По обветренному, жгуче-кирпичному лицу Фомы в окладистой сиво-рыжей бороде скользнула презрительная усмешка.
— Но, само собой, не все такие. Тот же наш Евгений…
Пуще прежнего алея, Женька умоляюще протянул:
— Деда Фома, ну… ну не надо.
— Помолчи, когда старшие гуторят. Есть у нас в деревне хомяки-хапуги Жадины. Один ваш пройдохистый шофер… усатый такой… Жадиным этим самым кирпичу со стройки задарма привез по ночному времени. А Евгений наш возьми да прорабу про то намекни. Так Санька — младший Жадин решил проучить ходатая за правду.
— А какой толк от моих слов? — не вытерпев, взорвался Женька. — Никакого! Мне нынче Минька и Гринька Хопровы шепнули: этот самый прораб со стройки вчерась у Жадиных гостевал до полночи. И курочкой жареной ублажали, и рыбкой копченой, и, само собой, горькой за белой головкой. От всякой снеди, слышь, стол ломился!
Крякнул бывалый рыбак.
— Жареной курочки у меня не предвидится, согревательной тоже нет, а вот ушицей… ушицей из живой рыбы могу попотчевать. Малость поймал за Шоркиным буераком. Даже соменка заарканил. — И, не дав сказать никому и слова, Фома распорядился: — Беги, Евгений, за сухим валежником для костерка, а ты, добрый человек… как тебя звать-величать прикажешь?.. Ну, а ты, Серега, рогульки осиновые для котла готовь. Сварим ушицу — на воле она ох как сладка, и Ермака Тимофеевича помянем. Он, атаман, вольная душа, покоритель Сибири, любил, балакают, в этом ерике со своей отчаянной ватажкой пировать-гулять опосля удачной добычи. И кумачом дорогим поляну эту разукрашивать приказывал. Широкой натуры и государственной умственности был грозный атаман!
VI
Женька еще помнил, как мать частенько говаривала, бывало, про свою свекровь, говаривала с ласковой застенчивостью:
— У нашей мамаши до чего же легкая рука! Ткнет в землю прут, а по весне глянешь ненароком, а прутик-то ожил: усики пустил! Или, к слову, уродится чамристый козленок. Думаешь: «Не жилец». А мамаша с недельку на особицу попоит хилого парным молоком, пошепчет ему на ушко всякие задушевные слова и уж носится взлягошки глупыш по двору! Она и кровь мастерица заговаривать. Истинное слово!
Да и сам Женька знал, какая у бабушки Фисы «легкая рука».
Раз прошлым летом дед Фома по рани пересунул бабушку с внуком на своей легкой бударке на Гаврилову косу. Самая пора подоспела собирать ежевику.
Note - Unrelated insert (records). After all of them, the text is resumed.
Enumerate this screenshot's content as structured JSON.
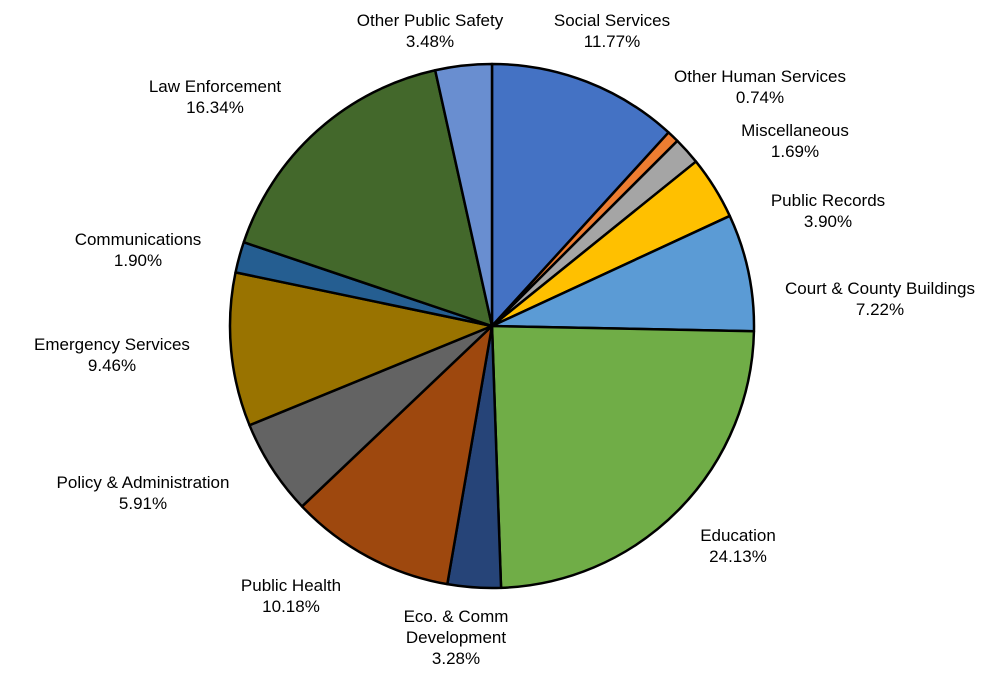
{
  "chart_data": {
    "type": "pie",
    "title": "",
    "start_angle_deg": 0,
    "direction": "clockwise",
    "slices": [
      {
        "name": "Social Services",
        "value": 11.77,
        "pct_label": "11.77%",
        "color": "#4472C4"
      },
      {
        "name": "Other Human Services",
        "value": 0.74,
        "pct_label": "0.74%",
        "color": "#ED7D31"
      },
      {
        "name": "Miscellaneous",
        "value": 1.69,
        "pct_label": "1.69%",
        "color": "#A5A5A5"
      },
      {
        "name": "Public Records",
        "value": 3.9,
        "pct_label": "3.90%",
        "color": "#FFC000"
      },
      {
        "name": "Court & County Buildings",
        "value": 7.22,
        "pct_label": "7.22%",
        "color": "#5B9BD5"
      },
      {
        "name": "Education",
        "value": 24.13,
        "pct_label": "24.13%",
        "color": "#70AD47"
      },
      {
        "name": "Eco. & Comm Development",
        "value": 3.28,
        "pct_label": "3.28%",
        "color": "#264478"
      },
      {
        "name": "Public Health",
        "value": 10.18,
        "pct_label": "10.18%",
        "color": "#9E480E"
      },
      {
        "name": "Policy & Administration",
        "value": 5.91,
        "pct_label": "5.91%",
        "color": "#636363"
      },
      {
        "name": "Emergency Services",
        "value": 9.46,
        "pct_label": "9.46%",
        "color": "#997300"
      },
      {
        "name": "Communications",
        "value": 1.9,
        "pct_label": "1.90%",
        "color": "#255E91"
      },
      {
        "name": "Law Enforcement",
        "value": 16.34,
        "pct_label": "16.34%",
        "color": "#43682B"
      },
      {
        "name": "Other Public Safety",
        "value": 3.48,
        "pct_label": "3.48%",
        "color": "#698ED0"
      }
    ]
  }
}
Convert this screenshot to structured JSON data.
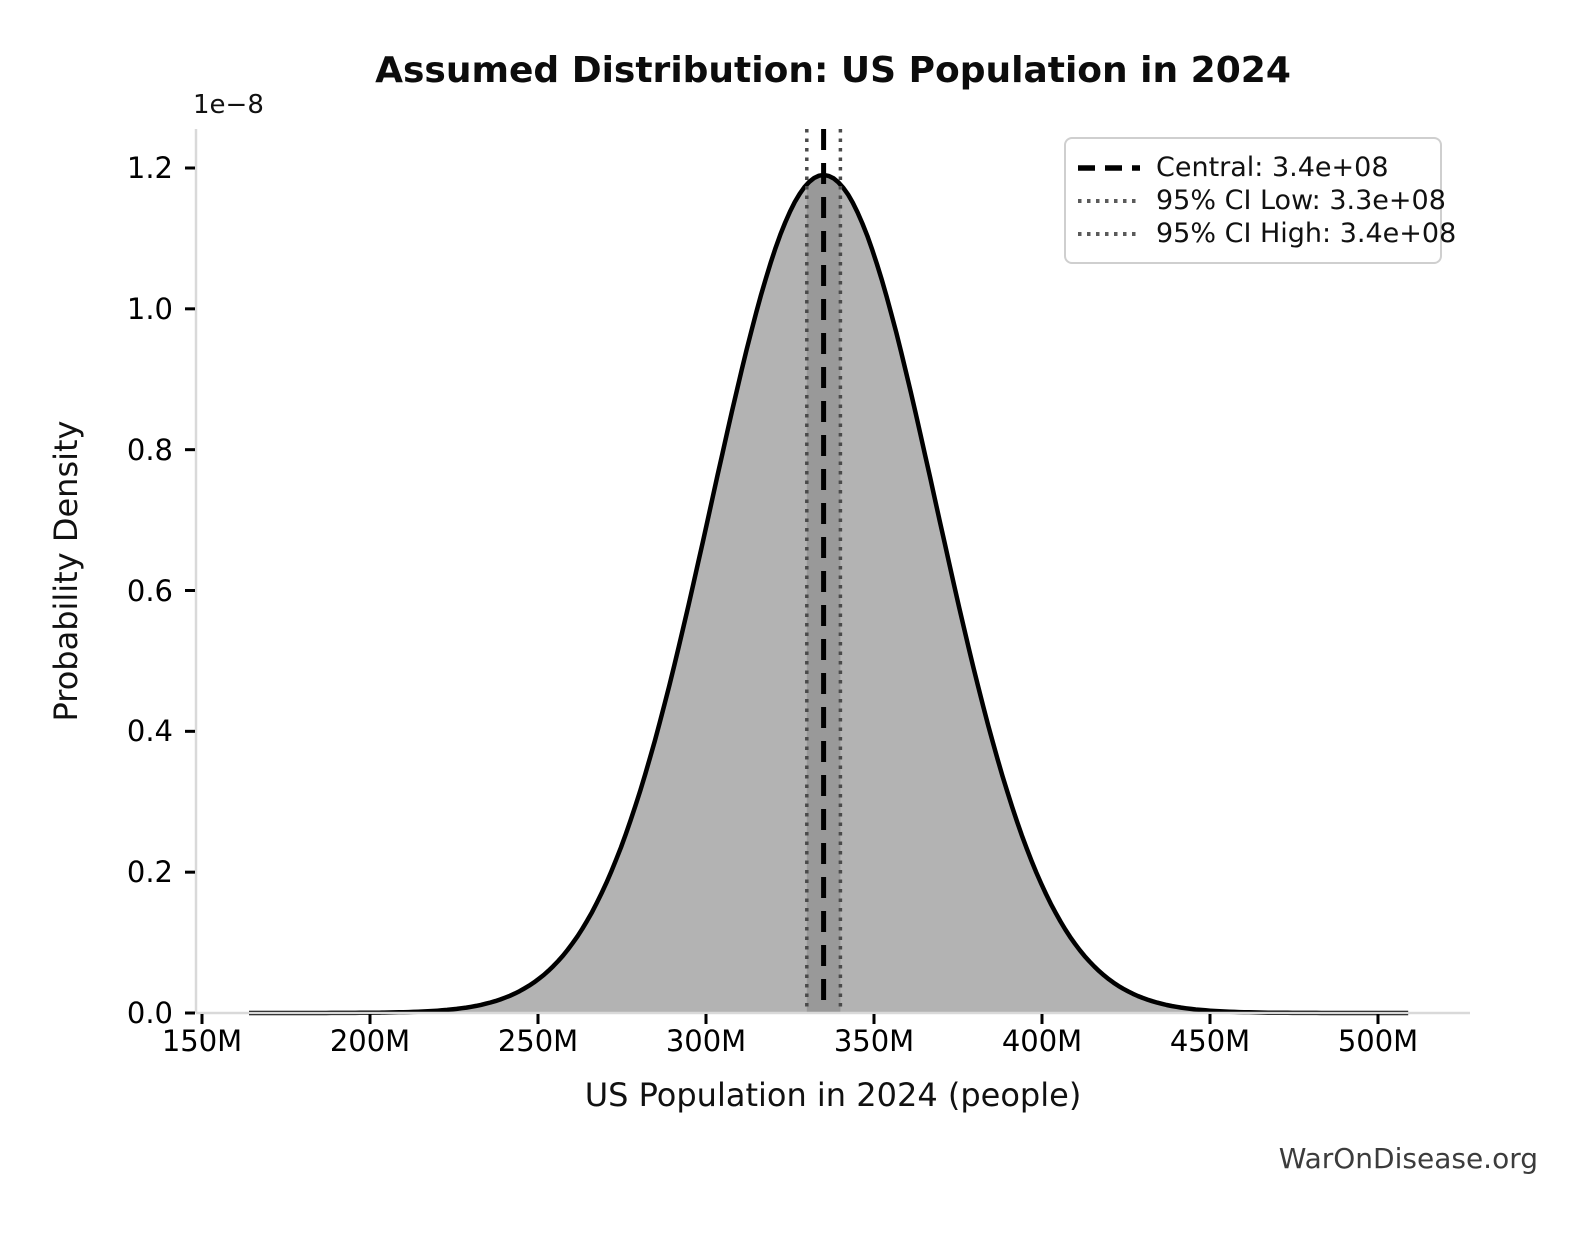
{
  "title": "Assumed Distribution: US Population in 2024",
  "watermark": "WarOnDisease.org",
  "chart_data": {
    "type": "area",
    "title": "Assumed Distribution: US Population in 2024",
    "xlabel": "US Population in 2024 (people)",
    "ylabel": "Probability Density",
    "y_scale_offset_label": "1e−8",
    "x_tick_values": [
      150000000,
      200000000,
      250000000,
      300000000,
      350000000,
      400000000,
      450000000,
      500000000
    ],
    "x_tick_labels": [
      "150M",
      "200M",
      "250M",
      "300M",
      "350M",
      "400M",
      "450M",
      "500M"
    ],
    "y_tick_values_e8": [
      0.0,
      0.2,
      0.4,
      0.6,
      0.8,
      1.0,
      1.2
    ],
    "y_tick_labels": [
      "0.0",
      "0.2",
      "0.4",
      "0.6",
      "0.8",
      "1.0",
      "1.2"
    ],
    "ylim": [
      0,
      1.25e-08
    ],
    "grid": false,
    "legend_position": "upper right",
    "distribution": {
      "shape": "normal",
      "mean": 335000000,
      "sigma": 33500000,
      "peak_density": 1.19e-08,
      "x_min": 164000000,
      "x_max": 509000000
    },
    "markers": {
      "central": {
        "value": 335000000,
        "label": "Central: 3.4e+08",
        "style": "dashed"
      },
      "ci_low": {
        "value": 330000000,
        "label": "95% CI Low: 3.3e+08",
        "style": "dotted"
      },
      "ci_high": {
        "value": 340000000,
        "label": "95% CI High: 3.4e+08",
        "style": "dotted"
      }
    },
    "colors": {
      "curve": "#000000",
      "fill": "#b3b3b3",
      "ci_band": "#999999",
      "central_line": "#000000",
      "ci_line": "#4a4a4a",
      "spine": "#d9d9d9",
      "tick": "#000000",
      "text": "#111111",
      "watermark": "#3c3c3c"
    }
  },
  "legend": {
    "items": [
      {
        "label": "Central: 3.4e+08",
        "style": "dashed",
        "color": "#000000"
      },
      {
        "label": "95% CI Low: 3.3e+08",
        "style": "dotted",
        "color": "#5a5a5a"
      },
      {
        "label": "95% CI High: 3.4e+08",
        "style": "dotted",
        "color": "#5a5a5a"
      }
    ]
  }
}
Вошла бабушка Фиса в ежевичник и ахнула. Все кусты сверху донизу были осыпаны крупными спелыми ягодами, слегка подернутыми дымчато-сизым налетом.
— Казистая ягодка! — умильно воскликнула старая, осторожно поднимая тяжелую плеть, поблескивающую холодной росой. — Эдакого преобилия да-авно не помню!
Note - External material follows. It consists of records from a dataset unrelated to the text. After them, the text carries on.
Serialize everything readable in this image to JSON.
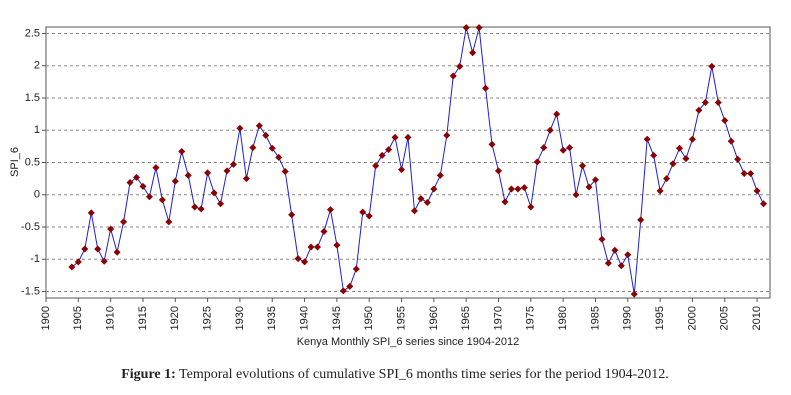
{
  "chart_data": {
    "type": "line",
    "xlabel": "Kenya Monthly SPI_6 series since 1904-2012",
    "ylabel": "SPI_6",
    "x": [
      1904,
      1905,
      1906,
      1907,
      1908,
      1909,
      1910,
      1911,
      1912,
      1913,
      1914,
      1915,
      1916,
      1917,
      1918,
      1919,
      1920,
      1921,
      1922,
      1923,
      1924,
      1925,
      1926,
      1927,
      1928,
      1929,
      1930,
      1931,
      1932,
      1933,
      1934,
      1935,
      1936,
      1937,
      1938,
      1939,
      1940,
      1941,
      1942,
      1943,
      1944,
      1945,
      1946,
      1947,
      1948,
      1949,
      1950,
      1951,
      1952,
      1953,
      1954,
      1955,
      1956,
      1957,
      1958,
      1959,
      1960,
      1961,
      1962,
      1963,
      1964,
      1965,
      1966,
      1967,
      1968,
      1969,
      1970,
      1971,
      1972,
      1973,
      1974,
      1975,
      1976,
      1977,
      1978,
      1979,
      1980,
      1981,
      1982,
      1983,
      1984,
      1985,
      1986,
      1987,
      1988,
      1989,
      1990,
      1991,
      1992,
      1993,
      1994,
      1995,
      1996,
      1997,
      1998,
      1999,
      2000,
      2001,
      2002,
      2003,
      2004,
      2005,
      2006,
      2007,
      2008,
      2009,
      2010,
      2011
    ],
    "series": [
      {
        "name": "SPI_6",
        "color": "#1f1fd0",
        "marker_color": "#8b0000",
        "values": [
          -1.12,
          -1.04,
          -0.84,
          -0.28,
          -0.84,
          -1.03,
          -0.53,
          -0.89,
          -0.42,
          0.19,
          0.27,
          0.13,
          -0.03,
          0.42,
          -0.08,
          -0.42,
          0.21,
          0.67,
          0.3,
          -0.19,
          -0.22,
          0.34,
          0.03,
          -0.14,
          0.37,
          0.47,
          1.03,
          0.25,
          0.73,
          1.07,
          0.92,
          0.72,
          0.58,
          0.36,
          -0.31,
          -0.99,
          -1.04,
          -0.81,
          -0.81,
          -0.57,
          -0.23,
          -0.78,
          -1.49,
          -1.42,
          -1.15,
          -0.27,
          -0.33,
          0.45,
          0.61,
          0.7,
          0.89,
          0.39,
          0.89,
          -0.25,
          -0.06,
          -0.12,
          0.09,
          0.3,
          0.92,
          1.84,
          1.99,
          2.59,
          2.2,
          2.59,
          1.65,
          0.78,
          0.37,
          -0.11,
          0.09,
          0.09,
          0.11,
          -0.19,
          0.51,
          0.73,
          1.0,
          1.25,
          0.69,
          0.73,
          0.0,
          0.45,
          0.12,
          0.23,
          -0.69,
          -1.06,
          -0.86,
          -1.1,
          -0.93,
          -1.54,
          -0.39,
          0.86,
          0.61,
          0.06,
          0.25,
          0.48,
          0.72,
          0.56,
          0.86,
          1.31,
          1.43,
          1.99,
          1.43,
          1.15,
          0.83,
          0.55,
          0.33,
          0.33,
          0.06,
          -0.14
        ]
      }
    ],
    "xlim": [
      1900,
      2012
    ],
    "xticks": [
      1900,
      1905,
      1910,
      1915,
      1920,
      1925,
      1930,
      1935,
      1940,
      1945,
      1950,
      1955,
      1960,
      1965,
      1970,
      1975,
      1980,
      1985,
      1990,
      1995,
      2000,
      2005,
      2010
    ],
    "ylim": [
      -1.6,
      2.6
    ],
    "yticks": [
      -1.5,
      -1,
      -0.5,
      0,
      0.5,
      1,
      1.5,
      2,
      2.5
    ],
    "grid": true
  },
  "caption": {
    "label": "Figure 1:",
    "text": "Temporal evolutions of cumulative SPI_6 months time series for the period 1904-2012."
  }
}
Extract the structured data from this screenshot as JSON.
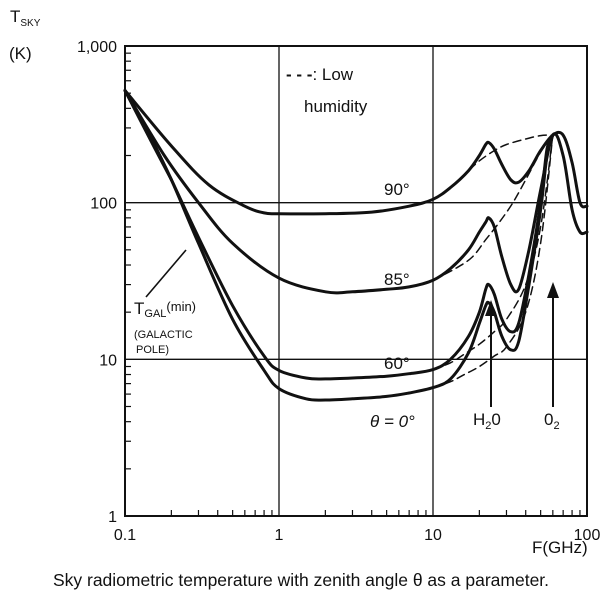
{
  "chart_data": {
    "type": "line",
    "x_scale": "log",
    "y_scale": "log",
    "xlim": [
      0.1,
      100
    ],
    "ylim": [
      1,
      1000
    ],
    "x_ticks": [
      0.1,
      1,
      10,
      100
    ],
    "x_tick_labels": [
      "0.1",
      "1",
      "10",
      "100"
    ],
    "y_ticks": [
      1,
      10,
      100,
      1000
    ],
    "y_tick_labels": [
      "1",
      "10",
      "100",
      "1,000"
    ],
    "grid": "major decades only",
    "xlabel": "F(GHz)",
    "ylabel_main": "T",
    "ylabel_sub": "SKY",
    "ylabel_unit": "(K)",
    "legend": {
      "dash": "- - -",
      "line1": ": Low",
      "line2": "humidity",
      "placement": "top-center"
    },
    "series": [
      {
        "name": "90°",
        "style": "solid",
        "x": [
          0.1,
          0.2,
          0.35,
          0.6,
          0.8,
          1,
          2,
          4,
          7,
          10,
          13,
          17,
          20,
          22,
          23,
          25,
          28,
          32,
          36,
          42,
          50,
          60,
          70,
          80,
          90,
          100
        ],
        "y": [
          520,
          230,
          130,
          95,
          86,
          85,
          85,
          87,
          95,
          105,
          125,
          160,
          200,
          235,
          242,
          220,
          175,
          140,
          135,
          160,
          215,
          270,
          270,
          180,
          100,
          95
        ]
      },
      {
        "name": "85°",
        "style": "solid",
        "x": [
          0.1,
          0.18,
          0.3,
          0.5,
          1,
          2,
          3,
          5,
          7,
          10,
          13,
          17,
          20,
          22,
          23,
          25,
          28,
          32,
          36,
          42,
          50,
          60,
          70,
          80,
          90,
          100
        ],
        "y": [
          520,
          200,
          100,
          55,
          33,
          27,
          27,
          28,
          29,
          32,
          38,
          50,
          65,
          75,
          80,
          70,
          45,
          30,
          28,
          50,
          120,
          270,
          200,
          90,
          65,
          65
        ]
      },
      {
        "name": "60°",
        "style": "solid",
        "x": [
          0.1,
          0.15,
          0.2,
          0.3,
          0.5,
          0.8,
          1,
          1.5,
          2,
          3,
          5,
          7,
          10,
          13,
          17,
          20,
          22,
          23,
          25,
          28,
          32,
          36,
          42,
          50,
          55,
          60
        ],
        "y": [
          520,
          250,
          140,
          60,
          22,
          10.5,
          8.5,
          7.6,
          7.5,
          7.6,
          7.8,
          8.1,
          8.6,
          10,
          14,
          20,
          28,
          30,
          26,
          18,
          15,
          17,
          35,
          100,
          220,
          270
        ]
      },
      {
        "name": "θ = 0°",
        "style": "solid",
        "x": [
          0.1,
          0.15,
          0.2,
          0.3,
          0.5,
          0.8,
          1,
          1.5,
          2,
          3,
          5,
          7,
          10,
          13,
          17,
          20,
          22,
          23,
          25,
          28,
          32,
          36,
          42,
          50,
          55,
          60
        ],
        "y": [
          520,
          250,
          140,
          55,
          18,
          8.5,
          6.5,
          5.6,
          5.5,
          5.6,
          5.8,
          6.1,
          6.6,
          7.5,
          11,
          17,
          22,
          23,
          20,
          14,
          11.5,
          13,
          30,
          90,
          200,
          270
        ]
      },
      {
        "name": "90° low humidity",
        "style": "dashed",
        "x": [
          13,
          17,
          20,
          25,
          30,
          40,
          50,
          60
        ],
        "y": [
          125,
          160,
          185,
          215,
          235,
          255,
          268,
          270
        ]
      },
      {
        "name": "85° low humidity",
        "style": "dashed",
        "x": [
          10,
          14,
          18,
          22,
          27,
          33,
          40,
          50,
          60
        ],
        "y": [
          32,
          38,
          45,
          58,
          75,
          100,
          140,
          210,
          270
        ]
      },
      {
        "name": "60° low humidity",
        "style": "dashed",
        "x": [
          10,
          13,
          16,
          20,
          25,
          30,
          40,
          50,
          60
        ],
        "y": [
          8.6,
          9.5,
          10.8,
          12.5,
          15,
          18,
          30,
          70,
          270
        ]
      },
      {
        "name": "θ = 0° low humidity",
        "style": "dashed",
        "x": [
          10,
          13,
          16,
          20,
          25,
          30,
          40,
          50,
          60
        ],
        "y": [
          6.6,
          7.2,
          8,
          9,
          10.5,
          12,
          20,
          55,
          270
        ]
      },
      {
        "name": "TGAL(min)",
        "style": "solid",
        "x": [
          0.1,
          0.15,
          0.2
        ],
        "y": [
          520,
          240,
          140
        ]
      }
    ],
    "annotations": {
      "label_90": "90°",
      "label_85": "85°",
      "label_60": "60°",
      "label_0": "θ = 0°",
      "tgal_main": "T",
      "tgal_sub": "GAL",
      "tgal_paren": "(min)",
      "galactic_1": "(GALACTIC",
      "galactic_2": "POLE)",
      "h2o_main": "H",
      "h2o_sub": "2",
      "h2o_end": "0",
      "o2_main": "0",
      "o2_sub": "2"
    }
  },
  "caption": "Sky radiometric temperature with zenith angle θ as a parameter."
}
Задолго до полудня они вдвоем насобирали ежевики три больших корзины (одна предназначалась в дар Фоме). А потом, перекусив, отдыхали на берегу, поджидая лодку.
Бабушка прикорнула в тени осокоря, а Женька в свое удовольствие плавал, нырял, ловил майкой увертливых мальков в застругах с ленивой стоячей водой. А когда выскочил на берег — до черноты лиловый, весь в крупных гусиных мурашках, то порезал об осколок бутылочного стекла большой палец на правой ноге. Из глубокой раны цевкой забила алая кровь.